Esta delicadeza de sentimentos era extensiva às demais criaturas de Deus. Por isto era proibido cozinhar o cordeiro no leite de sua mãe, destruir os ninhos de pássaros. No sábado, até os animais domésticos tinham direito ao repouso. E no ano sabático todos os animais selvagens tinham uma parte nos frutos do campo. 3.000 anos antes das sociedades protetoras dos animais, já havia tais preceitos!

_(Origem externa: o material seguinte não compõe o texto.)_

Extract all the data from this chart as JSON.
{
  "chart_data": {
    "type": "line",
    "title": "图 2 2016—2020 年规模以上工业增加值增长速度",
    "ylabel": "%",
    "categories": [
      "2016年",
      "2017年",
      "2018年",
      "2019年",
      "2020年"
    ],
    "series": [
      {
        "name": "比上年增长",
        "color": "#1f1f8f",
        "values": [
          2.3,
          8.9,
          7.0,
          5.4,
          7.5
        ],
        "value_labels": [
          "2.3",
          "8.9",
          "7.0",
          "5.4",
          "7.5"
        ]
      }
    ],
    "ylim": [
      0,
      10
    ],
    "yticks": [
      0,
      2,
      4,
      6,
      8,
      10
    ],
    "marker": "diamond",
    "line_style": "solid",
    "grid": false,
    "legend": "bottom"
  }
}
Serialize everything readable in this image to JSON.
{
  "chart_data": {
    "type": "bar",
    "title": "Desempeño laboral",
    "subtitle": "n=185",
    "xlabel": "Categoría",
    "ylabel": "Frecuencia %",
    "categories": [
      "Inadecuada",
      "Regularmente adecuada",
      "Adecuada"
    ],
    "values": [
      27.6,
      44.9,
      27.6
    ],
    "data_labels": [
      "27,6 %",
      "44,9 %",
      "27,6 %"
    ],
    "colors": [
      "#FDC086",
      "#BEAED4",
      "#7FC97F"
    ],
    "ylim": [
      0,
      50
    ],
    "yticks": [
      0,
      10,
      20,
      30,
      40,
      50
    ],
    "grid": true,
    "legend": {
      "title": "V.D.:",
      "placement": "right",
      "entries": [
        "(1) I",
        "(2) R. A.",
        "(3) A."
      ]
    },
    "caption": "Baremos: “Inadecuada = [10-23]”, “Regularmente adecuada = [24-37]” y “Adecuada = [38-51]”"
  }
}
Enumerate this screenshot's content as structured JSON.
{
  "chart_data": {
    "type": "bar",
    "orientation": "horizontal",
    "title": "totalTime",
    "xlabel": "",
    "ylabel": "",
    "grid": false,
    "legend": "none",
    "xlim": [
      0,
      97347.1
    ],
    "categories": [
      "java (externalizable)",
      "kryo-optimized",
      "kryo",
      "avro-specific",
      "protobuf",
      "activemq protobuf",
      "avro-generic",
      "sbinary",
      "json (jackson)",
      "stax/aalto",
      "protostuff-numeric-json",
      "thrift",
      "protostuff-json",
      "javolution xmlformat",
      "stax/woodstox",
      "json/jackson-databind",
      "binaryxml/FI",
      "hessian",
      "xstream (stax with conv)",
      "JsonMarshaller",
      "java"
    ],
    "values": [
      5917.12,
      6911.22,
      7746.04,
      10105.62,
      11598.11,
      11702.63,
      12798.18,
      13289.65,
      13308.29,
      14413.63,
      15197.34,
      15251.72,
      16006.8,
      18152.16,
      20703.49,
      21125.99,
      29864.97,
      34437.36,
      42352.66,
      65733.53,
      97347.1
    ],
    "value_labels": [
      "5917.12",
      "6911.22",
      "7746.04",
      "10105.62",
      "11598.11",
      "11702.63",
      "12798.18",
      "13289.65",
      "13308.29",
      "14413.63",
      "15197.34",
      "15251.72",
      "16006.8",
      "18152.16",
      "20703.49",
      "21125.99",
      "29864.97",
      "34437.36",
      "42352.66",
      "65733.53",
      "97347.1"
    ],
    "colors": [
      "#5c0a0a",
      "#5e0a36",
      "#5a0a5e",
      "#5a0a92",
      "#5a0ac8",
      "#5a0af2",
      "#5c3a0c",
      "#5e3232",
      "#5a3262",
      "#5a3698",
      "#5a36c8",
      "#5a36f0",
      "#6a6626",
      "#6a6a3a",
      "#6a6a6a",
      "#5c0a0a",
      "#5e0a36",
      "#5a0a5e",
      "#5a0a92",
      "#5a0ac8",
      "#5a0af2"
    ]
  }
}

Em cada 7 anos, um era ano "sabático". Neste ano os campos não eram trabalhados, e o povo vivia dos restos do ano anterior, o que era muito fácil naquela fertilíssima região. Os produtos espontâneos da terra, no ano sabático, pertenciam aos pobres, aos estrangeiros ou aos animais.

No ano do jubileu, que se festejava de 50 em 50 anos, eram remidas todas as escravidões, cessavam todas as dívidas, e todas as terras vendidas ou empenhadas eram restituídas. Com isto, o excesso de acúmulo de dinheiro era evitado.

Era proibida a mutilação do corpo do homem, que é sede de uma alma feita à semelhança de Deus. E eram proibidos os sacrifícios humanos.

Pode-se ver facilmente, por aí, a nobreza da civilização hebraica, e o extraordinário progresso em que ela estava sobre todas as demais da antiguidade. Cabia ao Cristianismo dar a tão elevados princípios todo o seu desenvolvimento, dando origem à Civilização Cristã na qual vivemos.